The NAHB, which represents small home builders, has vowed to fight the bill after initially expressing support for the GOP plan before it was released, under the hope that other homeownership incentives could be added to the plan. The National Association of Realtors, Washington’s second-largest lobbying group, opposed the plan from the start.

Builders Hit

An S&P index of homebuilders tumbled 2.7 percent, the biggest loss since November 2016. Toll Brothers Inc., the largest U.S. luxury-home builder, sank 6.1 percent. The Horsham, Pennsylvania-based company’s average price of home contracts in its fiscal third quarter was $837,300.

The market may be overreacting, according to Jack Micenko, an analyst at Susquehanna International Group LLP. The proposal doesn’t eliminate the mortgage-interest deduction entirely, and the trend of trading up for larger houses is slowing, he said.
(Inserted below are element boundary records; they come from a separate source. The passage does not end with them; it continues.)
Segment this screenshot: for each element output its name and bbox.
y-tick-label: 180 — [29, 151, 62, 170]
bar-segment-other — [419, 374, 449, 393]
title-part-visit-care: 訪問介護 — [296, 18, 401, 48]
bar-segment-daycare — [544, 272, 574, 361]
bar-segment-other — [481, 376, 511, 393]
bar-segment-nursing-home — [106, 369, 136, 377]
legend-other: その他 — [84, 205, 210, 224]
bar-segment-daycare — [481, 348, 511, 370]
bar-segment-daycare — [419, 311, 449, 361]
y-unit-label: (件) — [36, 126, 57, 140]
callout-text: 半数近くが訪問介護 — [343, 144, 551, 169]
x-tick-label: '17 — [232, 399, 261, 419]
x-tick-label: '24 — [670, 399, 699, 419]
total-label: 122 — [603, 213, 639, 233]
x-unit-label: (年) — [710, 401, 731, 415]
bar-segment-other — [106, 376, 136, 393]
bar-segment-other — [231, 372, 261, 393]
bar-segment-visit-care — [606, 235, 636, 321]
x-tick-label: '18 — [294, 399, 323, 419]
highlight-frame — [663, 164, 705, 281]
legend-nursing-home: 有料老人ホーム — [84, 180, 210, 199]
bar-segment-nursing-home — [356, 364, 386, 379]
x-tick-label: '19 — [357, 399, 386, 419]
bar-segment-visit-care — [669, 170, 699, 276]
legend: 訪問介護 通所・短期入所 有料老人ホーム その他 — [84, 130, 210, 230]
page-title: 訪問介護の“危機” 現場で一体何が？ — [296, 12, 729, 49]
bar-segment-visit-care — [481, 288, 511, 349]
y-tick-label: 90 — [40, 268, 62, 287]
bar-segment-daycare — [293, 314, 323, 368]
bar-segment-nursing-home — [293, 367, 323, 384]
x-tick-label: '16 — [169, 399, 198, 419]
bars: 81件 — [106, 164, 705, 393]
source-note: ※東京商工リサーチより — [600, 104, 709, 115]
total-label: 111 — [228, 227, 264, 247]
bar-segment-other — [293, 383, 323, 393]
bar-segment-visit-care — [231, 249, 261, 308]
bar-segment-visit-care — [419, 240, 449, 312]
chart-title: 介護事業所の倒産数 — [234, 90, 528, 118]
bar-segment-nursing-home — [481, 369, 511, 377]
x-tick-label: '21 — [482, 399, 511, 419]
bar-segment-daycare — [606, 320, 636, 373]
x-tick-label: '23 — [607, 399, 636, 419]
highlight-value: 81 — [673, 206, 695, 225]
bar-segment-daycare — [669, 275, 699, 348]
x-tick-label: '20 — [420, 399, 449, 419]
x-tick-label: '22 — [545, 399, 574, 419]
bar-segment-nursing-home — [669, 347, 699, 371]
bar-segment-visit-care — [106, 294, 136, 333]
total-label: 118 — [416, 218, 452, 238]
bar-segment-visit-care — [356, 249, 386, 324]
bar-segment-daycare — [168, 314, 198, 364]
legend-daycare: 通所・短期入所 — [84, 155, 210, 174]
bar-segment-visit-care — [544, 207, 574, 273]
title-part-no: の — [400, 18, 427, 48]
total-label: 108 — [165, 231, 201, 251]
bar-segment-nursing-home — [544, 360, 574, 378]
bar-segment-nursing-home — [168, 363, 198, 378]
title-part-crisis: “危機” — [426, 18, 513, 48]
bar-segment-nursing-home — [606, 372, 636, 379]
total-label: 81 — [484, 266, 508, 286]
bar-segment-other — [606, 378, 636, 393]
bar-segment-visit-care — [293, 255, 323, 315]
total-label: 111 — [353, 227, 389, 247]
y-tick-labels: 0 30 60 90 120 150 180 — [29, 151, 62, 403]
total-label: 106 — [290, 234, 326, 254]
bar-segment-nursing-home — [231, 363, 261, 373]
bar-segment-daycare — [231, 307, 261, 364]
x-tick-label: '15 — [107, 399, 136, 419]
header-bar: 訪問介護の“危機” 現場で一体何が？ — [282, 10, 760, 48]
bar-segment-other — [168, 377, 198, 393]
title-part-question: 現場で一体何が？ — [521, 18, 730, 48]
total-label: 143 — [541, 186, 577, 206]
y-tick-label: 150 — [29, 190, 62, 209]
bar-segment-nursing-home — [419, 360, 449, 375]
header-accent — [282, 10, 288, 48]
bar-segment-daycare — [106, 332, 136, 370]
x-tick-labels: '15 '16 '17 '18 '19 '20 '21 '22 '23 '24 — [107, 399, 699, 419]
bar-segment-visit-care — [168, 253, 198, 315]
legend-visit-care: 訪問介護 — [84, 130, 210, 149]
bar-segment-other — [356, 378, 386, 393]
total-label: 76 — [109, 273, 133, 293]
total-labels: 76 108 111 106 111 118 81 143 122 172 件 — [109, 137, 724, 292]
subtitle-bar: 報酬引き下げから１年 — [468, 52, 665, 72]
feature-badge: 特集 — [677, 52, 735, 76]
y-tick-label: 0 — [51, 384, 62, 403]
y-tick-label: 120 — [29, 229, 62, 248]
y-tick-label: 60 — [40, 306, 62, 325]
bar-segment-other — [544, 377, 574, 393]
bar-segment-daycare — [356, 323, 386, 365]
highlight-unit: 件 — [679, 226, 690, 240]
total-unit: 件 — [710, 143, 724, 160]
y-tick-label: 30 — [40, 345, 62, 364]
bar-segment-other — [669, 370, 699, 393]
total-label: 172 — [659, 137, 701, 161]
Homebuilders have been pivoting toward first-time buyers, most of which would fall below the $500,000 threshold, he said.

“People are shooting first and asking questions later,” Micenko said. “There is some good news in here.”

Mark Calabria, chief economist for Vice President Mike Pence, said on Wednesday that the benefits of the mortgage-interest deduction to homeownership were overblown and that other aspects of the GOP tax plan would promote housing. He said the state and local tax deductions and mortgage-interest deductions predominately benefit the wealthy.

“I want to make the radical suggestion that, even without the state and local tax deduction, that millionaires are probably still going to buy homes,” Calabria said at a conference hosted by the Urban Institute Housing Finance Policy Center and CoreLogic. “Likely when you do the real analysis, the full analysis, a holistic analysis, the changes on the individual side will be pro-homeownership and pro-housing rather than claims to the contrary.”

‘Think Twice’

Buyers already struggling to afford homes in pricey New York-area markets may think twice about purchases, said Jonathan Miller, president of appraiser Miller Samuel in New York.

About 3.7 million U.S. households pay more than $10,000 in property tax, and about 1.35 million of them are in New York and New Jersey, according to the National Association of Home Builders. In New Jersey, almost 31 percent of homes have property-tax bills higher than $10,000, the group’s data show.